Written by Latoya Ellis
My wife, Amanda, and I have broken the rules from the very start. First, she was my boss when she approached me. Second, I was already in a relationship. Third, she wanted a commitment from the beginning. Fourth, although I cheated on her our marriage is stronger than ever.
In the eight years that we’ve been together, I’ve learned so much about real love from this amazing woman. I love everything about her. She has helped me to become a better person, and she has me looking forward to the future. She’s always been there for me since day one, no matter what. And she loves everything about me, from the way I look at her to the way I spoil her. There is just overall unconditional love between us.
I realized that I wanted to commit to her when I walked away from her for the first time. For two years I regretted leaving her.
When we got back together, it was because we knew we loved each other and wanted to spend the rest of our lives together. So we got married October 22, 2014.
Things were going great until I cheated at the beginning of the year. We were going through some things, and I was looking for attention.
Needless to say, I beat myself up about it a lot because I almost lost the love of my life. But I did not want to let my wife go and knew that to rebuild the trust between us would mean hard work.
Of course we argued. There was crying and yelling, but once things calmed down, we talked about what went on and why I was seeking that attention.
My advice for couples that are tempted to cheat is, just don’t do it! You may think it’s okay to cheat for revenge but trust me when I tell you that it isn’t worth it!
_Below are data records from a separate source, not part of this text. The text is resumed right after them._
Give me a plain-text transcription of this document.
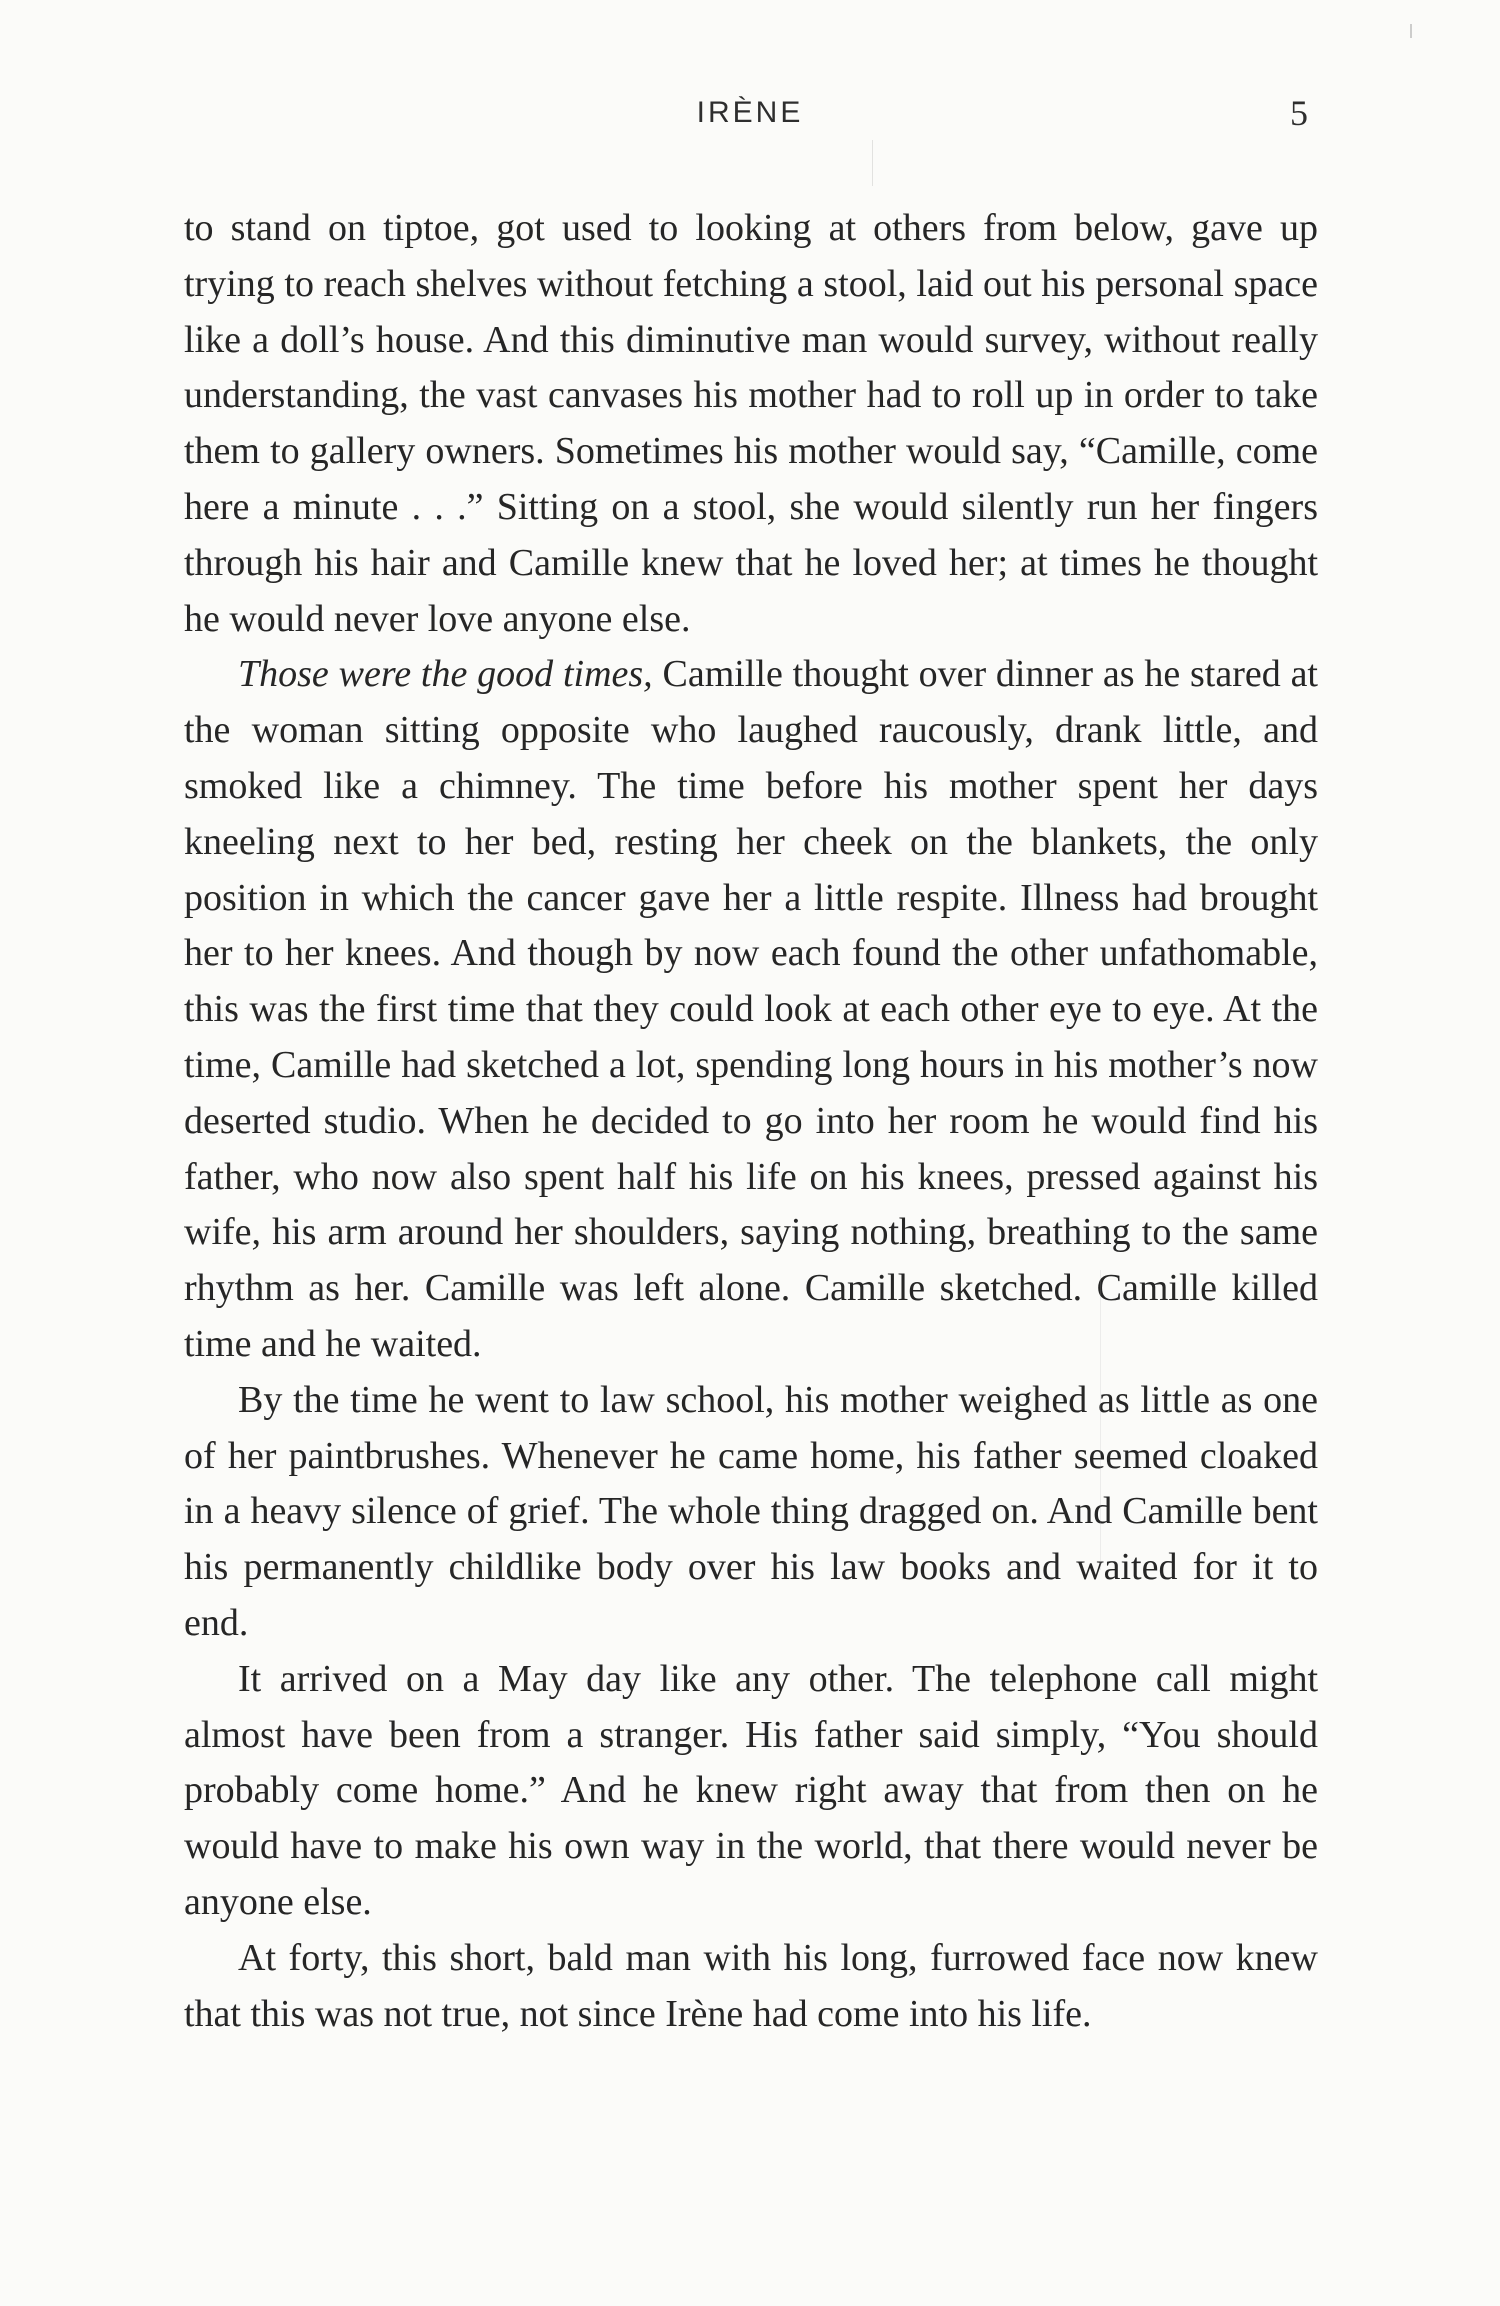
IRÈNE	5

to stand on tiptoe, got used to looking at others from below, gave up trying to reach shelves without fetching a stool, laid out his personal space like a doll’s house. And this diminutive man would survey, without really understanding, the vast canvases his mother had to roll up in order to take them to gallery owners. Sometimes his mother would say, “Camille, come here a minute . . .” Sitting on a stool, she would silently run her fingers through his hair and Camille knew that he loved her; at times he thought he would never love anyone else.

Those were the good times, Camille thought over dinner as he stared at the woman sitting opposite who laughed raucously, drank little, and smoked like a chimney. The time before his mother spent her days kneeling next to her bed, resting her cheek on the blankets, the only position in which the cancer gave her a little respite. Illness had brought her to her knees. And though by now each found the other unfathomable, this was the first time that they could look at each other eye to eye. At the time, Camille had sketched a lot, spending long hours in his mother’s now deserted studio. When he decided to go into her room he would find his father, who now also spent half his life on his knees, pressed against his wife, his arm around her shoulders, saying nothing, breathing to the same rhythm as her. Camille was left alone. Camille sketched. Camille killed time and he waited.

By the time he went to law school, his mother weighed as little as one of her paintbrushes. Whenever he came home, his father seemed cloaked in a heavy silence of grief. The whole thing dragged on. And Camille bent his permanently childlike body over his law books and waited for it to end.

It arrived on a May day like any other. The telephone call might almost have been from a stranger. His father said simply, “You should probably come home.” And he knew right away that from then on he would have to make his own way in the world, that there would never be anyone else.

At forty, this short, bald man with his long, furrowed face now knew that this was not true, not since Irène had come into his life.
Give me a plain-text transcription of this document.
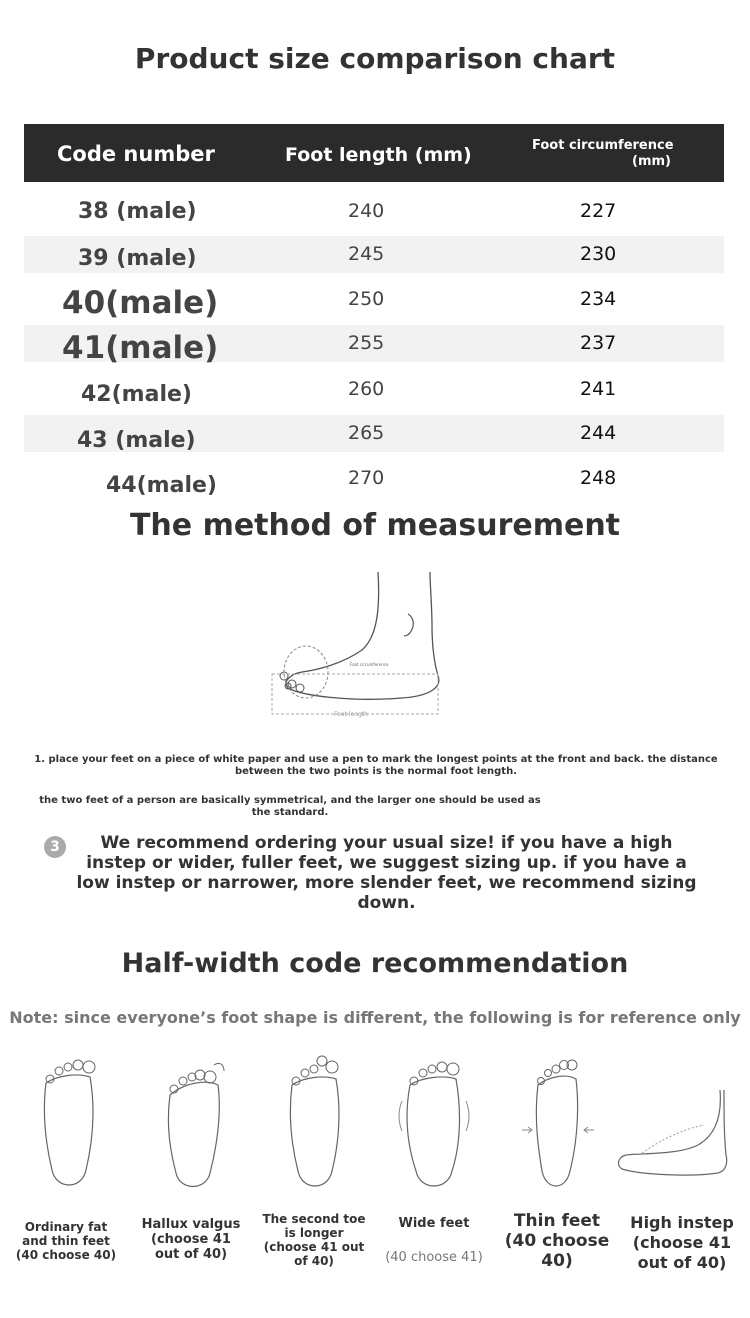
Product size comparison chart
Code number	Foot length (mm)	Foot circumference
(mm)
38 (male)	240	227
39 (male)	245	230
40(male)	250	234
41(male)	255	237
42(male)	260	241
43 (male)	265	244
44(male)	270	248
The method of measurement
Foot circumference
Foot length
1. place your feet on a piece of white paper and use a pen to mark the longest points at the front and back. the distance between the two points is the normal foot length.
the two feet of a person are basically symmetrical, and the larger one should be used as the standard.
3	We recommend ordering your usual size! if you have a high instep or wider, fuller feet, we suggest sizing up. if you have a low instep or narrower, more slender feet, we recommend sizing down.
Half-width code recommendation
Note: since everyone’s foot shape is different, the following is for reference only
Ordinary fat and thin feet (40 choose 40)
Hallux valgus (choose 41 out of 40)
The second toe is longer (choose 41 out of 40)
Wide feet
(40 choose 41)
Thin feet (40 choose 40)
High instep (choose 41 out of 40)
If there are other lesbian couples reading this that are in the same situation as I was, keep the following in mind:
- Before you even think about doing it, ask yourself if cheating would help your relationship in any way. If the answer is that cheating would ruin your relationship, then don’t do it. Also put yourself in your partner’s shoes. How would you feel if you were cheated on?
- It’s hard to rebuild trust once it’s gone, but it’s not impossible. If you continue to show her that you love her and that you respect her and her feelings, then it will eventually come back.
- Most importantly communication is the key! If you can’t communicate with your partner about any and everything, then what’s the point? My wife taught that I needed to open up to her about things that concern me and that if I kept everything bottled up, we would get no where.
- Keep working on your relationship. The way I showed my wife that our love is worth fighting for is by showing and telling her everyday that I love her.
I want nothing more than to be with my wife! After doing the things that we needed to do to work on our marriage, we are now better than ever.
Latoya and Amanda live with their children in Austin, Texas.